Friday Night Dinner from the Slow Cooker - Easy, Tasty AND Impressive?
March 9, 2018 11:31 AM   Subscribe

We are having ten people for Shabbat dinner next Friday. I want it to feel a little fancy, make them think that I am a good cook and yet minimize the effort. It also needs to be fish or vegetarian. I'm thinking slow cooker - I have about 30 minutes in the morning to prep. I will be home an hour before dinner but don't want to spend much of that time time cooking.

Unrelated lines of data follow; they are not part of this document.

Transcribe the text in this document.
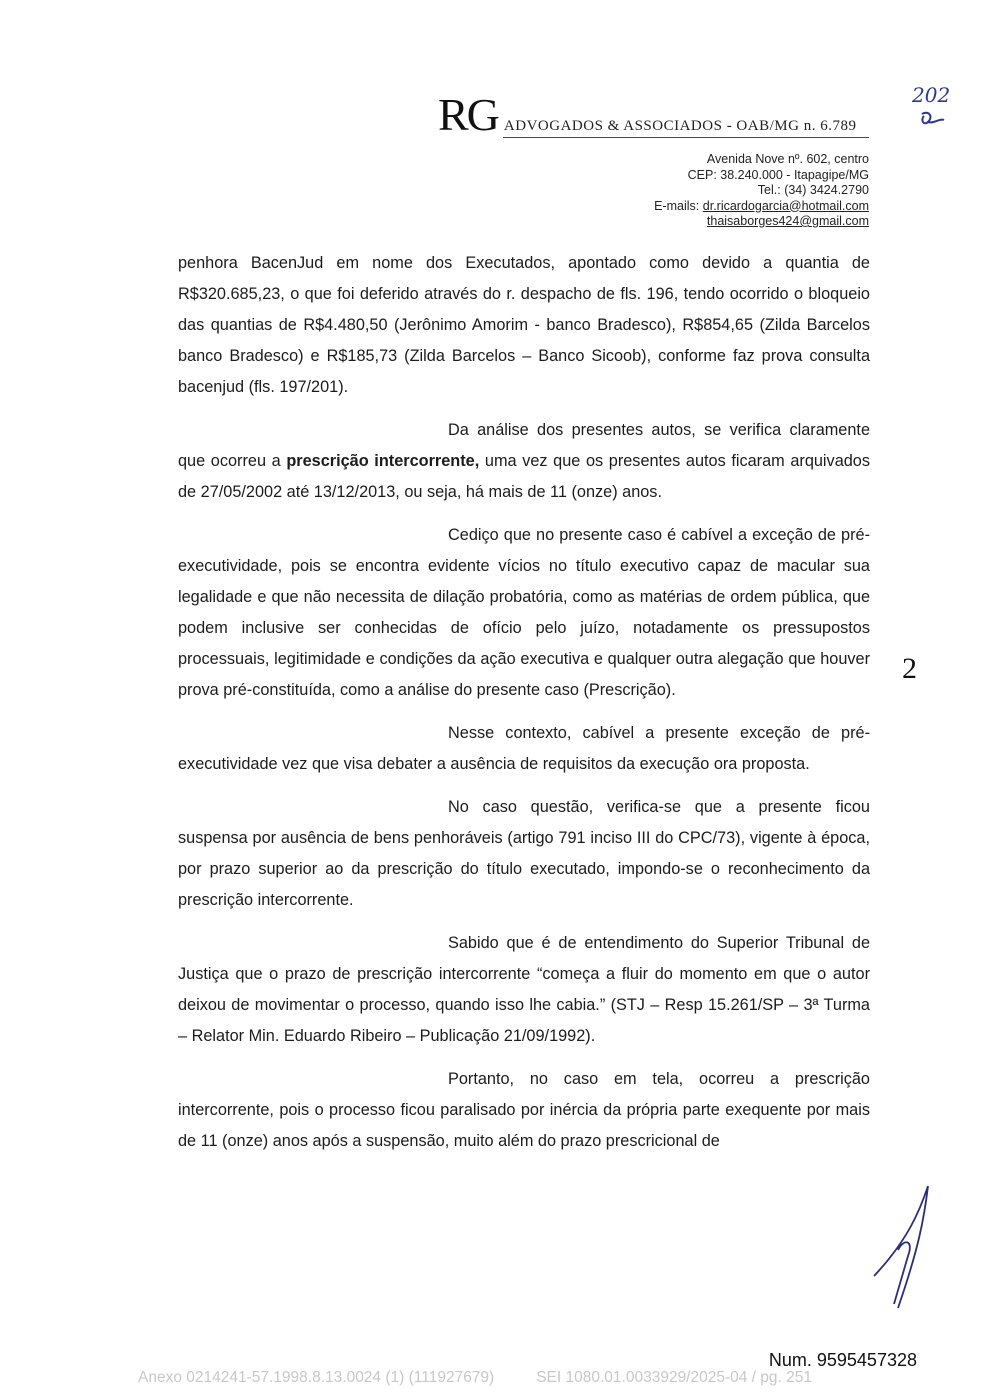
RG ADVOGADOS & ASSOCIADOS - OAB/MG n. 6.789
202
Avenida Nove nº. 602, centro
CEP: 38.240.000 - Itapagipe/MG
Tel.: (34) 3424.2790
E-mails: dr.ricardogarcia@hotmail.com
thaisaborges424@gmail.com

penhora BacenJud em nome dos Executados, apontado como devido a quantia de R$320.685,23, o que foi deferido através do r. despacho de fls. 196, tendo ocorrido o bloqueio das quantias de R$4.480,50 (Jerônimo Amorim - banco Bradesco), R$854,65 (Zilda Barcelos banco Bradesco) e R$185,73 (Zilda Barcelos – Banco Sicoob), conforme faz prova consulta bacenjud (fls. 197/201).

Da análise dos presentes autos, se verifica claramente que ocorreu a prescrição intercorrente, uma vez que os presentes autos ficaram arquivados de 27/05/2002 até 13/12/2013, ou seja, há mais de 11 (onze) anos.

Cediço que no presente caso é cabível a exceção de pré-executividade, pois se encontra evidente vícios no título executivo capaz de macular sua legalidade e que não necessita de dilação probatória, como as matérias de ordem pública, que podem inclusive ser conhecidas de ofício pelo juízo, notadamente os pressupostos processuais, legitimidade e condições da ação executiva e qualquer outra alegação que houver prova pré-constituída, como a análise do presente caso (Prescrição).

Nesse contexto, cabível a presente exceção de pré-executividade vez que visa debater a ausência de requisitos da execução ora proposta.

No caso questão, verifica-se que a presente ficou suspensa por ausência de bens penhoráveis (artigo 791 inciso III do CPC/73), vigente à época, por prazo superior ao da prescrição do título executado, impondo-se o reconhecimento da prescrição intercorrente.

Sabido que é de entendimento do Superior Tribunal de Justiça que o prazo de prescrição intercorrente “começa a fluir do momento em que o autor deixou de movimentar o processo, quando isso lhe cabia.” (STJ – Resp 15.261/SP – 3ª Turma – Relator Min. Eduardo Ribeiro – Publicação 21/09/1992).

Portanto, no caso em tela, ocorreu a prescrição intercorrente, pois o processo ficou paralisado por inércia da própria parte exequente por mais de 11 (onze) anos após a suspensão, muito além do prazo prescricional de

2
Num. 9595457328
Anexo 0214241-57.1998.8.13.0024 (1) (111927679)	SEI 1080.01.0033929/2025-04 / pg. 251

Ideas?
posted by metahawk to Food & Drink (27 answers total) 5 users marked this as a favorite
 
Salmon prepped in the morning and put in the oven when you get hone and then mashed potato (bought or made ahead) and a nice saucy veggie thing in the slow cooker? I just can’t think of many slow c Omer recipes that have fish...
posted by catspajammies at 11:44 AM on March 9, 2018 [2 favorites]


Not slow cooker, but what I always do for this type of thing is make shrimp tacos. Hear me out.

You get flour tortillas. You get SeaPak Popcorn shrimp. Both go into the over for 15 minutes.

You set up a taco bar with the following things:

- homemade pineapple salsa (get a cored pineapple; dice. Add red onion diced; red pepper diced; lime juice, salt and pepper)
- homemade "special sauce" (mayo, lime juice, and a shit ton of cumin)
- homemade coleslaw (finely sliced cabbage. dressing is mayo, sugar, and lime juice in your favorite ratios)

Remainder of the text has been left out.